For instance, I go to the store and find that my favorite style of bread and beer is all sold out, but instead of getting angry, or trying to figure out all these elaborate plans of going all over town trying to track down some other place that sells these things, it could be seen as an opportunity to do something entirely different, maybe even something better. Maybe you'll use the opportunity to take an honest look at some of the other types of breads or beers you haven't tried before or that you haven't ever paid much attention to. Or perhaps you'll look at something else entirely different, maybe wine, or tea, or whatever.
The point is that whenever you find your routines abruptly altered, and your regular habits suddenly denied, is an opportunity to do something different, something that you may not have otherwise done, but that may turn out to be just as good, if not better than your original plans. Sometimes what at first seems like a misfortune, may later turn out to have been a blessing in disguise.
It's perfectly okay to make plans and to have habits and routines, but when things do not go according to plan, when habits and routines are altered, and there is absolutely nothing you can do about it, I've found that rather than getting angry or stressed out about it, and trying to resist the irresistible, or trying to change the unchangeable, sometimes it is just better to go with the flow, and see where it takes you. Maybe you'll be pleasantly surprised that it could be someplace even better than you have ever imagined.
I look at unforeseen events, even unpleasant ones, as acts of synchronicity that are worth paying attention to. It's like, hmm, I didn't plan this, this is not the outcome I expected, or the outcome that I desired, and yet it happened this way, what can I learn from it? It can't be all bad, right? There must be something good in this somewhere. It's like a message, or a sign, altering your course, and pointing your attention in a different direction, that you wouldn't have otherwise noticed, without your plans being abruptly changed, your routines all shook up.
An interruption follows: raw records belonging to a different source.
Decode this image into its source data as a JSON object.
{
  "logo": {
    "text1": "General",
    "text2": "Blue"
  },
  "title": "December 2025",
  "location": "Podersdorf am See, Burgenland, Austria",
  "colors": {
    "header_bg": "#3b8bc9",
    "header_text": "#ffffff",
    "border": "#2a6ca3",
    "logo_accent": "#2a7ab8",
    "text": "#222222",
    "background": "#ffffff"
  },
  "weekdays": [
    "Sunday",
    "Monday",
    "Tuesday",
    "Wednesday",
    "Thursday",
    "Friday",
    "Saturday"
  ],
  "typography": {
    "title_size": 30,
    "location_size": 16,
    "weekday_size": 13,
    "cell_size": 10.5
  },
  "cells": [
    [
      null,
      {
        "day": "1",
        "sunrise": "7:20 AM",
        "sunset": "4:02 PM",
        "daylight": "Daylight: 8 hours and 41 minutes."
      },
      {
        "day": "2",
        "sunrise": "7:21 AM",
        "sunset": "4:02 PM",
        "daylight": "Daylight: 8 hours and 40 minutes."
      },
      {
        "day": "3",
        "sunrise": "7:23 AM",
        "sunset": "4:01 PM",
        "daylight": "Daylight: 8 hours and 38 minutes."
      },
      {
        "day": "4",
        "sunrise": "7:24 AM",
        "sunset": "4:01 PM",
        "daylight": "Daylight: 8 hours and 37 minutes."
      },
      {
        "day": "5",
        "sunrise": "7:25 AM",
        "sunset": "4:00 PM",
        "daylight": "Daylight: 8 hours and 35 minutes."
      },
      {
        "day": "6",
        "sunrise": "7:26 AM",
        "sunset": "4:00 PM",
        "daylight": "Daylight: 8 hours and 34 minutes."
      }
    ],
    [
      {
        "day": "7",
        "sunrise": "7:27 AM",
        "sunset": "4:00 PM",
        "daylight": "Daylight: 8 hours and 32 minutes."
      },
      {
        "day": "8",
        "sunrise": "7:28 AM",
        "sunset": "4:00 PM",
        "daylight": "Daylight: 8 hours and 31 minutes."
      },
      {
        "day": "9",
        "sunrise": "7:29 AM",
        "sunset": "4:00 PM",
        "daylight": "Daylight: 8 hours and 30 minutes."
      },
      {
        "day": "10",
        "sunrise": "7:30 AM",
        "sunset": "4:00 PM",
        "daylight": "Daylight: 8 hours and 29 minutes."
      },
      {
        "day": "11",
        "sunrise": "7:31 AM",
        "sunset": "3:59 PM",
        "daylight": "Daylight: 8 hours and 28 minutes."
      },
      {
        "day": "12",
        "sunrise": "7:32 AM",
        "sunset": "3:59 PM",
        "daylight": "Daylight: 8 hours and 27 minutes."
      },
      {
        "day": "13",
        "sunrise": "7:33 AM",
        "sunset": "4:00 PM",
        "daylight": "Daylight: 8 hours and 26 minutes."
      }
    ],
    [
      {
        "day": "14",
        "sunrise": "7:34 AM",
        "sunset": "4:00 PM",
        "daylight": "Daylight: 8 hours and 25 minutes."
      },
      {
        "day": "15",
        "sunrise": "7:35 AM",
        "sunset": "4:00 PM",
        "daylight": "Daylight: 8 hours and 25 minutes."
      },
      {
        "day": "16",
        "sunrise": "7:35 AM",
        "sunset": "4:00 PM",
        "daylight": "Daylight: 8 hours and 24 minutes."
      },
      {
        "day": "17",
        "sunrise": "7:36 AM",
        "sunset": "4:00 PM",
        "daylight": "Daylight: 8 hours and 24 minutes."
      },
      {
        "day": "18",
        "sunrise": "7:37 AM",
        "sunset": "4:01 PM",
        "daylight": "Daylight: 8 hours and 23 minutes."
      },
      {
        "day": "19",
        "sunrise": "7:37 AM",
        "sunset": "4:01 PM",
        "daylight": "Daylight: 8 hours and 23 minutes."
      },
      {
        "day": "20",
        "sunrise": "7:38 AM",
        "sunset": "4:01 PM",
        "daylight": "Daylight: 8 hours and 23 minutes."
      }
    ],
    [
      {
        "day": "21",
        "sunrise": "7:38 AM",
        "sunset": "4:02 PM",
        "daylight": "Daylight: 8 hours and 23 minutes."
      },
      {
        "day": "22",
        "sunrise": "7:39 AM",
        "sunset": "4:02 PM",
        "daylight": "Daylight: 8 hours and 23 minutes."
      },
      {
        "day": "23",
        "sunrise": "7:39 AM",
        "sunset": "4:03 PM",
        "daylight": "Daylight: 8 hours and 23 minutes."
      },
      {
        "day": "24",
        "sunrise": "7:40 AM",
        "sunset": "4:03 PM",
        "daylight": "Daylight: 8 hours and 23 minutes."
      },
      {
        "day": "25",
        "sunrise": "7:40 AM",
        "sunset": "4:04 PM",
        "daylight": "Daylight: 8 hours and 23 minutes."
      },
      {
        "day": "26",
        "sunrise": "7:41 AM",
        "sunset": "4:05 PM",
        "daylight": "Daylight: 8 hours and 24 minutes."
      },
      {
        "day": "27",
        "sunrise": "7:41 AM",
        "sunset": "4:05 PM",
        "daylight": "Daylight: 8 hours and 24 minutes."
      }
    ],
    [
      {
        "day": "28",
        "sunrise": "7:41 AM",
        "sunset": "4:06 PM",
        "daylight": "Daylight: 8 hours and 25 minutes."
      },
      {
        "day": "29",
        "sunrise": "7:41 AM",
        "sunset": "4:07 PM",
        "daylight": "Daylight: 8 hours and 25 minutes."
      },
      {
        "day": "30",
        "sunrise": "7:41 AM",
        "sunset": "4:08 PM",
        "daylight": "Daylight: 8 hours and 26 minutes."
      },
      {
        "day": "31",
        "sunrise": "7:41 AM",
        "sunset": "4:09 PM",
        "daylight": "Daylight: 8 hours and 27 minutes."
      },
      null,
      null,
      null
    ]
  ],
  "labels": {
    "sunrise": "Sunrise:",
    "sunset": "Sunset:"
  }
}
Another thing I do, along the lines of finding blessings in disguise, is when web searching, and I misspell something that brings me to a totally different set of search results, or a totally different website than the one I intended to go to, instead of clicking away right away, instead of quickly correcting my mistake, I stop a moment and look around me, to see what different results synchronicity has brought me to see. And you know what, very often those search engine typos, bring up some pretty interesting results. You should try it sometime. Don't be so quick to correct your mistakes, but instead pause for a moment, look around you, and go with the flow, see what blessings in disguise synchronicity may have brought you today.